Imagining Life at Skara Brae

It’s the wind that gives the cold its bite, slicing through me despite my warm coat. As we huddle together in the wind, listening to the local guide talk about the site, I think about the people who lived here five thousand years ago. What must life have been like for them?

We are on the Bay of Skaill on the west coast of Orkney Mainland, largest of the Orkney islands. The Atlantic Ocean laps up on the beach only a few yards away. The landscape is flat, tree-less, and very green. Here the site of Skara Brae, probably the best-preserved Neolithic village in all of Europe, provides a glimpse into how people in this bleak northern corner of Scotland lived in the prehistoric period.

It’s an unusual-looking archaeological site, vaguely reminiscent of a honeycomb. That’s because the houses are half above ground and half underground, deliberately built into a midden – a pile of domestic refuse made of organic remains, discarded shells and bones, ashes, and animal dung that eventually develops a clay-like consistency. The chilling wind gives us a clue as to why they would use such an unusual building technique: it weather-proofed their houses and provided insulation against the cold and rain.

We walk along a path that takes us around and through the site, and allows us a look down into the dwellings, seven one-room stone houses built of layers of flat sandstone. Connected by a covered passageway, one could have gone from house to house without venturing out in the weather.  The roofs of the houses are missing, which suggests they were made of timber and turf, but much of buildings and furniture remains remarkably well-preserved.
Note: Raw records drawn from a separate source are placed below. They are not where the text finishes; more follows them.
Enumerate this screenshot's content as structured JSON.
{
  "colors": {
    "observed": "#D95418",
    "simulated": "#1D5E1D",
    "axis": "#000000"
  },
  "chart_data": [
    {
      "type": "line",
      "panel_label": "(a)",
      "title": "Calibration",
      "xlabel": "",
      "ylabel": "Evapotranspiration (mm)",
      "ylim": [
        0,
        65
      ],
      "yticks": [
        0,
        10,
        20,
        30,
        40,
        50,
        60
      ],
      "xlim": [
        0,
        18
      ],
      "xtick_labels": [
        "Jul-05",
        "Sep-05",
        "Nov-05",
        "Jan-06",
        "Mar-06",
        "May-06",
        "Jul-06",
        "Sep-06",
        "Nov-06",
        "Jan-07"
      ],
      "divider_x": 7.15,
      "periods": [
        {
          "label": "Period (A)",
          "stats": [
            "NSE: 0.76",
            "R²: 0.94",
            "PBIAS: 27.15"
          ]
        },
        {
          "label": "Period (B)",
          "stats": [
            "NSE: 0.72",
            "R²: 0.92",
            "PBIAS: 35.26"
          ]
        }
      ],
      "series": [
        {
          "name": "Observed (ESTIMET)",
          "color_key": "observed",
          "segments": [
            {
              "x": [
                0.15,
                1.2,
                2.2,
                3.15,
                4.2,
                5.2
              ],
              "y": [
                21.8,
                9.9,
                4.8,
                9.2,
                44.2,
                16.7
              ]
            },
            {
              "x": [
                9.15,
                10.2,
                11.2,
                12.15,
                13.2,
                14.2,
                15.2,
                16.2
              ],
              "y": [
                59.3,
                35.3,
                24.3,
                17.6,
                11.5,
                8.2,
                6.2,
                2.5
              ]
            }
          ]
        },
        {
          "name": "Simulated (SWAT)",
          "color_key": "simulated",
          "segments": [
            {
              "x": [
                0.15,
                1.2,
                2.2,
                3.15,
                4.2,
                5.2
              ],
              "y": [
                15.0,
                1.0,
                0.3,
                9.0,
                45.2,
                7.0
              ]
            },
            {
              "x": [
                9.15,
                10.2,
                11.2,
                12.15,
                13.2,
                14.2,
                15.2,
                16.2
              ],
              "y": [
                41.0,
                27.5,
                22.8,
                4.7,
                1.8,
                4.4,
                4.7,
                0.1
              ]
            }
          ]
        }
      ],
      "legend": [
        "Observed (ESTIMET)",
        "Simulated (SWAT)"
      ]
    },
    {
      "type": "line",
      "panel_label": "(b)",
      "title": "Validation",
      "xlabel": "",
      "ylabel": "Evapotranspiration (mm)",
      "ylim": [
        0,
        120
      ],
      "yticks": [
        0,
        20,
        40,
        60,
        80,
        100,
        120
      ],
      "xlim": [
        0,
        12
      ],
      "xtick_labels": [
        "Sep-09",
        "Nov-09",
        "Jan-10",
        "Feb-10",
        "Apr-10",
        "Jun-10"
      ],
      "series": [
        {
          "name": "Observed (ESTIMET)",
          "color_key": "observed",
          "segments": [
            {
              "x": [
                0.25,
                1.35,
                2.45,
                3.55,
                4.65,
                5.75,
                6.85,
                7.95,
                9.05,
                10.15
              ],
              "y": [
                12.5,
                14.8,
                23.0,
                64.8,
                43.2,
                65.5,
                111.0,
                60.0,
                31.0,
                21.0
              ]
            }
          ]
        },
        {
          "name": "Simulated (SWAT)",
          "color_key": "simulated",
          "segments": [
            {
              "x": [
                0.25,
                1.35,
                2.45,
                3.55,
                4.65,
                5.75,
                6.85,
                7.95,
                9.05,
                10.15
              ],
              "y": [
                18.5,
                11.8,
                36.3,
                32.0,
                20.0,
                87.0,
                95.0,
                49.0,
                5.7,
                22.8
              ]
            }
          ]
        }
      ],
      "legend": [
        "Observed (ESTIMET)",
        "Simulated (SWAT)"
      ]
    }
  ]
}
All the houses have the same basic plan: a low doorway leading into the chamber; on the walls to the left and the right of the door are stone box beds; on the wall opposite the door are stone shelves archaeologists call the “dresser;” in front of the dresser is a stone seat; a hearth at the center of the room would have provided heat and light.

Most of what survives does so because it’s made of stone. We have to use our imagination to fill out the picture of life here ca. 2500 BC. The houses would have been dark and smoky, but also warm and snug. Animal skins piled on the beds and perhaps also draped around a canopy over them would have helped keep the inhabitants warm. Perhaps bracken or other plants were used to create soft mattresses.

People first settled at Skara Brae about 3100 BC and lived here for some six hundred years. Archaeologists know that there are in fact two villages at on the site. The later village is the one we see. At least two houses of the earlier period remain, but more of the earlier village can’t be excavated without digging through the later houses.

After the site was abandoned, it was gradually buried in sand. But a massive storm in the mid-nineteenth century uncovered the ruins and excited the interest of the local landowner. Since then excavations of the site have provide us with a glimpse into the lifestyles of people who lived and died thousands of years ago.